Contes de chimie militante
Alice Lovejoy
Univ. de California Press, 27,95 $
Malgré la numérisation des images et des films, certains cinéphiles et cinéastes favorisent toujours le film. Par exemple, le blockbuster de Christopher Nolan en 2023 Oppenheimer, Un thriller sur le physicien théorique qui a supervisé le projet de Manhattan pour développer la première bombe atomique, a été tournée sur le film de 70 millimètres de Kodak. Mais peu de fans de ce film savent à quel point Kodak lui-même a joué dans le projet Manhattan.
Dans Tales of Militant Chemistry: The Film Factory dans un siècle de guerreL'historienne des médias et culturel Alice Lovejoy dévoile comment certains des plus grands acteurs de l'industrie cinématographique photographique ont été allumés dans la fabrication d'armes au 20e siècle et ont soutenu la création de l'arme la plus dévastatrice de l'histoire.
Lovejoy commence son histoire avec le voyage tentaculaire de Kodak depuis une start-up basée à Rochester, à New York, produisant des caméras et des assiettes en verre en 1883 en un géant mondial de la chimie dans les années 1920. AGFA, une société de production de films centrée sur Wolfen, en Allemagne, et le principal concurrent de Kodak. Les deux sociétés ont fabriqué des matériaux pour une largeur de produits, notamment des fibres synthétiques, des jouets en plastique, des pesticides, des saveurs artificielles et des analgésiques. Mais leur produit le plus connu était un film photographique.
Au début des années 1900, le film était généralement fait de nitrate de cellulose, un matériau hautement inflammable créé par le coton de trempage dans l'acide nitrique. Les dangers mortels du film de nitrate ont été aggravés par les fumées nocives qui ont été libérées si elle prenait feu. En effet, ces fumées étaient similaires au gaz toxique utilisé pendant la Première Guerre mondiale – à tel point que les usines de cinéma d'Agfa étaient bien placées pour produire du gaz empoisonné en abondance pour l'Allemagne pendant la Grande Guerre.
Dans les années 1920, Kodak avait commencé à vendre du film de sécurité, un film non flammable en acétate de cellulose. Mais le film de nitrate est resté largement utilisé par les consommateurs car, jusqu'à ce que Kodak ait affiné et optimisé le processus, le film d'acétate était plus cher et difficile à produire. Heureusement pour Kodak, l'acétate de cellulose est devenue rentable en tant que demande de matériau, qui a été utile comme revêtement résistant aux intempéries pour les avions, monté en flèche pendant la Première Guerre mondiale.

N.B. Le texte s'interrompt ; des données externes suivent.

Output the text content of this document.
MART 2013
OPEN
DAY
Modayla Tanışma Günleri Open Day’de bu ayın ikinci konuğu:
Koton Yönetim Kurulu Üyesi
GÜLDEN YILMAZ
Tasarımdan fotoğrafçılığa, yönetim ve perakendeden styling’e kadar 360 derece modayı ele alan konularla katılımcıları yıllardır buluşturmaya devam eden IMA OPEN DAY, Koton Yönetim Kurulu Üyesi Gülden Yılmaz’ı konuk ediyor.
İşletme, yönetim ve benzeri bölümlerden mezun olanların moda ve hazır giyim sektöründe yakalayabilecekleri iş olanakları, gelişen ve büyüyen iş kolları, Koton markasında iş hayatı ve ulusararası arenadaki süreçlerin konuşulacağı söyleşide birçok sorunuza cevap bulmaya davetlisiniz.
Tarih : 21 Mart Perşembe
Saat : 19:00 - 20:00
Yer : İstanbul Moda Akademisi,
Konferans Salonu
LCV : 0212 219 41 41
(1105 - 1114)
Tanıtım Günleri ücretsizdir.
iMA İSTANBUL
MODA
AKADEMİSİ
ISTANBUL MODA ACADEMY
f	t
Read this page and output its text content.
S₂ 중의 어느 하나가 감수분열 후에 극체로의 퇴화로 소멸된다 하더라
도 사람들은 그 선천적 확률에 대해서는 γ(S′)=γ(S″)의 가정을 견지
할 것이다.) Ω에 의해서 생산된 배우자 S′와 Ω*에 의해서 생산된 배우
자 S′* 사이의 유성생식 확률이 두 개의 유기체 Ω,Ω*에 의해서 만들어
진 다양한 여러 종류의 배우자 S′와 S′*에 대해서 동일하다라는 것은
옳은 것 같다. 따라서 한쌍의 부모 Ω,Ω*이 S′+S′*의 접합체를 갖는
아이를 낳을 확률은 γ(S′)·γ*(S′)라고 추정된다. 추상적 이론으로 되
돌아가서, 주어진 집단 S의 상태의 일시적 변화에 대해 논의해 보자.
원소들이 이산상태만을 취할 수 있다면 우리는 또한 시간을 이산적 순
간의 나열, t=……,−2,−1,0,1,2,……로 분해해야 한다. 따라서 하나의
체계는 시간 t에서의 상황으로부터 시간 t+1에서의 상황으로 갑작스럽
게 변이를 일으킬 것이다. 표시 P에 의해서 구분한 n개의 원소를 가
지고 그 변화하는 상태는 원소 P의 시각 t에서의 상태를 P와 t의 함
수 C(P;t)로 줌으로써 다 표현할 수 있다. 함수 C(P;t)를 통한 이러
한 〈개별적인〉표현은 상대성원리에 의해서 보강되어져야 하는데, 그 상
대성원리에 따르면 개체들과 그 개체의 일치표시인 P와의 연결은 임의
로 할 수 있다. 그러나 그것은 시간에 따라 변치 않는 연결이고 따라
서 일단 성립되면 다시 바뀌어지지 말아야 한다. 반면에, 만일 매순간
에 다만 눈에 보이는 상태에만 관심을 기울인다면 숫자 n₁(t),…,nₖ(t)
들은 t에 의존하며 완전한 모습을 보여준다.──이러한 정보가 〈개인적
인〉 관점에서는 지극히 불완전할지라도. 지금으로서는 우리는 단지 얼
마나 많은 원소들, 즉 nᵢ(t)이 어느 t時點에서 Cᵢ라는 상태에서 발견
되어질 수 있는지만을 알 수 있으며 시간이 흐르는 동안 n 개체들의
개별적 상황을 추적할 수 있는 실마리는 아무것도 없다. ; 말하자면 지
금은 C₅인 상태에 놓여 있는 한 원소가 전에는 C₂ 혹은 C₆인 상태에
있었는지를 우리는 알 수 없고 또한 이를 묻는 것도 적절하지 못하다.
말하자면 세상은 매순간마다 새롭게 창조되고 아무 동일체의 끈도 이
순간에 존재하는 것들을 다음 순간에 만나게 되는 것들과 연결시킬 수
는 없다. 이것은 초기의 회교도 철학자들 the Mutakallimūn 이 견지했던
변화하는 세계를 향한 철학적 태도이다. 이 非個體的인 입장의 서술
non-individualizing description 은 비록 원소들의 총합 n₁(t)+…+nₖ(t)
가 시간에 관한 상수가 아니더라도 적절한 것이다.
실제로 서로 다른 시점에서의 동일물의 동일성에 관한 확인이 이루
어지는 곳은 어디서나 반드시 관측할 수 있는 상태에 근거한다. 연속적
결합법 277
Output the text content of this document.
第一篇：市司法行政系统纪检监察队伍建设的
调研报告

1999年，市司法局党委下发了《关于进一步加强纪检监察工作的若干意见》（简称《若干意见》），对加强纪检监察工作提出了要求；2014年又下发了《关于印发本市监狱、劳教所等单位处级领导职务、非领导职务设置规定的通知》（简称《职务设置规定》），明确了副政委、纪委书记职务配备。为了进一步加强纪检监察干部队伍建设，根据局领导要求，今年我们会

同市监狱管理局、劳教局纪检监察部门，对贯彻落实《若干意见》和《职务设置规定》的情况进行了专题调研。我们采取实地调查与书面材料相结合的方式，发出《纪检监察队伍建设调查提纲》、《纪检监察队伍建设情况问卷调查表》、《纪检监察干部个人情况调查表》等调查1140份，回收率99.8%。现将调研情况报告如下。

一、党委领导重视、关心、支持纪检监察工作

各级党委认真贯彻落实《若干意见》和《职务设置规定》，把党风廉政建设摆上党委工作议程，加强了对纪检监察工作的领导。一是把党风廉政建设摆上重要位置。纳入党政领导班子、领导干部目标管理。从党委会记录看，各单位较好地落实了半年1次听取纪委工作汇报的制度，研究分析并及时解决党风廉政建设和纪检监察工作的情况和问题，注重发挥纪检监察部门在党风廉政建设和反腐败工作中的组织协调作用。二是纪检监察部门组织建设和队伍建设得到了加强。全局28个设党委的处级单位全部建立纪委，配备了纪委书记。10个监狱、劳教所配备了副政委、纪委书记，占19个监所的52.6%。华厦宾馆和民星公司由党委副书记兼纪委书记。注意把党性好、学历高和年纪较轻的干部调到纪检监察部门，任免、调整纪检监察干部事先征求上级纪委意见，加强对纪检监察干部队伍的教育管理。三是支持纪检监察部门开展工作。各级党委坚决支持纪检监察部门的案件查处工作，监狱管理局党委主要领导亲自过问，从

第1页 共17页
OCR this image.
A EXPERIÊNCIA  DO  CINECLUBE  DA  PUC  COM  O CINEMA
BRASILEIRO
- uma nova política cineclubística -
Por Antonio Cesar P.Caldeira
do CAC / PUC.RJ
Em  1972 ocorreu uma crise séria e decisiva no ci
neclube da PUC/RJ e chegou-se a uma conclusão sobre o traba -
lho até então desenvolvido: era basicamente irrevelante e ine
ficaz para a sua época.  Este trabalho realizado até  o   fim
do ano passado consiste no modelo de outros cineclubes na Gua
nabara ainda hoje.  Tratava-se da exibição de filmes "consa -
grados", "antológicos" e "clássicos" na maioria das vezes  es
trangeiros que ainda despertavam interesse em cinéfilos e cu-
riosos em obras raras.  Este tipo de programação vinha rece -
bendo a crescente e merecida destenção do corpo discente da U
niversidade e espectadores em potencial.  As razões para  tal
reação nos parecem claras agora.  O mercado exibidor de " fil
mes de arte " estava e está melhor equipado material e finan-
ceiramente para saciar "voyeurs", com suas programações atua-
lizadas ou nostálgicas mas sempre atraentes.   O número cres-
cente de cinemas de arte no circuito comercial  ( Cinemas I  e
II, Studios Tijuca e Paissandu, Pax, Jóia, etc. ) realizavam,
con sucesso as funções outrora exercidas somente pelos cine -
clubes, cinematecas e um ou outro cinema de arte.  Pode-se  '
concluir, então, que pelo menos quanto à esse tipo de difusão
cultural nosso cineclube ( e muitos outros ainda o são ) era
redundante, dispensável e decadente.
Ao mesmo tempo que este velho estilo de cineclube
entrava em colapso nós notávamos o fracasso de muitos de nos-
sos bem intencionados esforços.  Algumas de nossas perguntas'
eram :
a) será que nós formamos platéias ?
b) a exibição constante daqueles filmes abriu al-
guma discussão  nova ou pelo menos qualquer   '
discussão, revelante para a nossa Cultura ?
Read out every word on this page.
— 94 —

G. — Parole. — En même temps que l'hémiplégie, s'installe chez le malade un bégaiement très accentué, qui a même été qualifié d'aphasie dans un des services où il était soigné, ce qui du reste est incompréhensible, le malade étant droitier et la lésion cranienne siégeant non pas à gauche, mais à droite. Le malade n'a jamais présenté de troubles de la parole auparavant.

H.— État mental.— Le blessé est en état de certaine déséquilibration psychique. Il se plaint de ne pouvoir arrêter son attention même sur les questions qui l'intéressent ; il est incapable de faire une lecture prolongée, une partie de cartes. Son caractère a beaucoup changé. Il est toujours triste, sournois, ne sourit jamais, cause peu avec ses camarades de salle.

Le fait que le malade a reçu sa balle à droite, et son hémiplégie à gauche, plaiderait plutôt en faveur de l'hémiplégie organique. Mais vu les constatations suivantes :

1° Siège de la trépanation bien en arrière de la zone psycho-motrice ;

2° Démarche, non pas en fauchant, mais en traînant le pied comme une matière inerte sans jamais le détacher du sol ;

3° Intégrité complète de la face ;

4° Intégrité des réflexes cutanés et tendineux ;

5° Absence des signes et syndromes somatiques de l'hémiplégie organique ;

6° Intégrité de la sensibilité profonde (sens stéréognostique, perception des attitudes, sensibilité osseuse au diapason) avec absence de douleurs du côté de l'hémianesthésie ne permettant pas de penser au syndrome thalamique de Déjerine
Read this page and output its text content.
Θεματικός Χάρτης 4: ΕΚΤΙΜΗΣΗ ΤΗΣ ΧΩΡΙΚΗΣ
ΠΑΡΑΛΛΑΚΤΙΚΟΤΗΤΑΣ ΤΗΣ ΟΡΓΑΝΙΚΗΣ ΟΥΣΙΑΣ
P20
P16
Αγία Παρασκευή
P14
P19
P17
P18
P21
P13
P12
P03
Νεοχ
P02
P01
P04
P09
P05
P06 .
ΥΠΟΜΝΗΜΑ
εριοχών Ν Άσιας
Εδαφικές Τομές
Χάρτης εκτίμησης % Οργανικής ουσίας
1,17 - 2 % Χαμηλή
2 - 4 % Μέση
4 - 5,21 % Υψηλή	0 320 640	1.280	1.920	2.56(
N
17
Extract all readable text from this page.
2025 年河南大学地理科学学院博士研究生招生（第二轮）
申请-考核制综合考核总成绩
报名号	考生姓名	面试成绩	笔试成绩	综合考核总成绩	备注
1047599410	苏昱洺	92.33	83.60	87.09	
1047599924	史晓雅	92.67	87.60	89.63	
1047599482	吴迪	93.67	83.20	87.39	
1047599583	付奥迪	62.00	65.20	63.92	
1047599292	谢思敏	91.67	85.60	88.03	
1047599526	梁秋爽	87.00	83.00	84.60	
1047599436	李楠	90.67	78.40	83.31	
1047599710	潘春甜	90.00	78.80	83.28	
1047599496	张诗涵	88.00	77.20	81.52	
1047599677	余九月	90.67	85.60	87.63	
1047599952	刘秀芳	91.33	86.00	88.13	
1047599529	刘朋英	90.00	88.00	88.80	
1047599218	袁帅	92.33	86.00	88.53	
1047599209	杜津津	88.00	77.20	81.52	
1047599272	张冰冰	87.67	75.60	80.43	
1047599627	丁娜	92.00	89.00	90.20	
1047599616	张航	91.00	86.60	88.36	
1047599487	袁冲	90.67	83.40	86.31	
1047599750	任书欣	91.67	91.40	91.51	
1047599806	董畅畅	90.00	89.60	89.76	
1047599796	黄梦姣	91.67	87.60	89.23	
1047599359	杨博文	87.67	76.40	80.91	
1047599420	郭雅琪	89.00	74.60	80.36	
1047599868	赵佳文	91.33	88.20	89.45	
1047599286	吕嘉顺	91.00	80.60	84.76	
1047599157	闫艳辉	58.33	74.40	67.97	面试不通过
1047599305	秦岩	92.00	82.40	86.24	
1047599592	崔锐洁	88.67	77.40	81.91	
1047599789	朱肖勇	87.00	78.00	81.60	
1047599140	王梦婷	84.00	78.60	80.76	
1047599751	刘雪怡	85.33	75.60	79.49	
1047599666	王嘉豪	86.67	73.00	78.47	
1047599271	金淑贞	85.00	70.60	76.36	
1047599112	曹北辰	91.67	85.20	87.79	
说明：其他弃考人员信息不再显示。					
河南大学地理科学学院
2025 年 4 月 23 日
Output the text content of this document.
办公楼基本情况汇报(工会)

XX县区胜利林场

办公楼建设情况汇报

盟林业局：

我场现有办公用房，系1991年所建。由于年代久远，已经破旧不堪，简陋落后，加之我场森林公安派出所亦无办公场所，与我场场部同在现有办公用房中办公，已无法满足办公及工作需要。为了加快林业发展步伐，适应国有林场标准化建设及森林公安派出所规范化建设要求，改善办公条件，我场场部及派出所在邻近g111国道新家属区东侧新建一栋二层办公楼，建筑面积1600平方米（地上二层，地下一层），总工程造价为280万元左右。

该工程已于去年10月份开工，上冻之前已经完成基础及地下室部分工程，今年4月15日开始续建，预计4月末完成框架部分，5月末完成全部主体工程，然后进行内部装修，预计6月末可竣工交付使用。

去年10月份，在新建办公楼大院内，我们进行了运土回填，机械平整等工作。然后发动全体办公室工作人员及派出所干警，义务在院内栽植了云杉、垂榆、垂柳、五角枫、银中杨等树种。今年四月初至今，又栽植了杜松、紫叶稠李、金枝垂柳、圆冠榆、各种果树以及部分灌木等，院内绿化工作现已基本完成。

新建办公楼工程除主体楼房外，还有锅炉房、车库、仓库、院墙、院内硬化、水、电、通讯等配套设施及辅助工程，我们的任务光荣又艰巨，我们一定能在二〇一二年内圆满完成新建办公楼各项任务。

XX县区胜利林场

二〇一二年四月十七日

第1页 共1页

L'expertise et la capacité de production de l'acétate de Kodak ont conduit à une bousculade lucrative pour sa filiale Tennessee Eastman – produisant un autre département de recherche explosif, ou RDX, pendant la Seconde Guerre mondiale. La production de l'explosif très puissant, largement utilisé à la fois par les puissances alliées et en guerre axes, nécessitait de l'acide acétique, également impliqué dans la production d'acétate de cellulose. La société a produit 570 tonnes de RDX par jour à la fin de la guerre et est restée le seul producteur des États-Unis de l'explosif jusqu'en 1999.
L'expertise en génie chimique du Tennessee Eastman a également fait le choix du gouvernement américain de produire une substance entièrement différente – uranium fissionnable pour le projet Manhattan. L'entreprise a installé l'usine Y-12 à Oak Ridge, Tenn., Qui a utilisé d'énormes électromaignes pour séparer l'uranium fissionnable de son homologue plus lourd, uranium non fissurenable. L'uranium fissionnable a ensuite été envoyé à Los Alamos, NM, pour produire des bombes atomiques.
Les amateurs de chimie peuvent se sentir laissés au manque de détails sur les réactions chimiques et nucléaires mentionnées dans le livre. Mais ce que Lovejoy livre avec aplomb est des contes rivalisés avec intrigue, rebondissements et surprises dignes de l'écran argenté. En cours de route, nous rencontrons le cofondateur de Kodak, George Eastman, qui a jeté son dévolu «sur le travail au lieu de l'école» à 8 ans après la mort de son père. Nous sommes également présentés à Aleksandra Lawrik, victime de l'invasion allemande de l'Union soviétique pendant la Seconde Guerre mondiale. Elle a été déplacée de Dnipro, en Ukraine, à l'une des usines d'Agfa à Wolfen, en Allemagne, où elle était une ouvrier forcée versant du soda caustique sur la cellulose de bois pour créer des fibres textiles synthétiques – un travail toxique qui a ruiné ses poumons.
Tout au long du récit, Lovejoy tisse habilement une corne d'abondance de volets et de fils récurrents en politique, en économie, en histoire, en biographie et en technologie. Le résultat est une illustration convaincante de la fascination et de l'effrayant du monde de la chimie industrielle.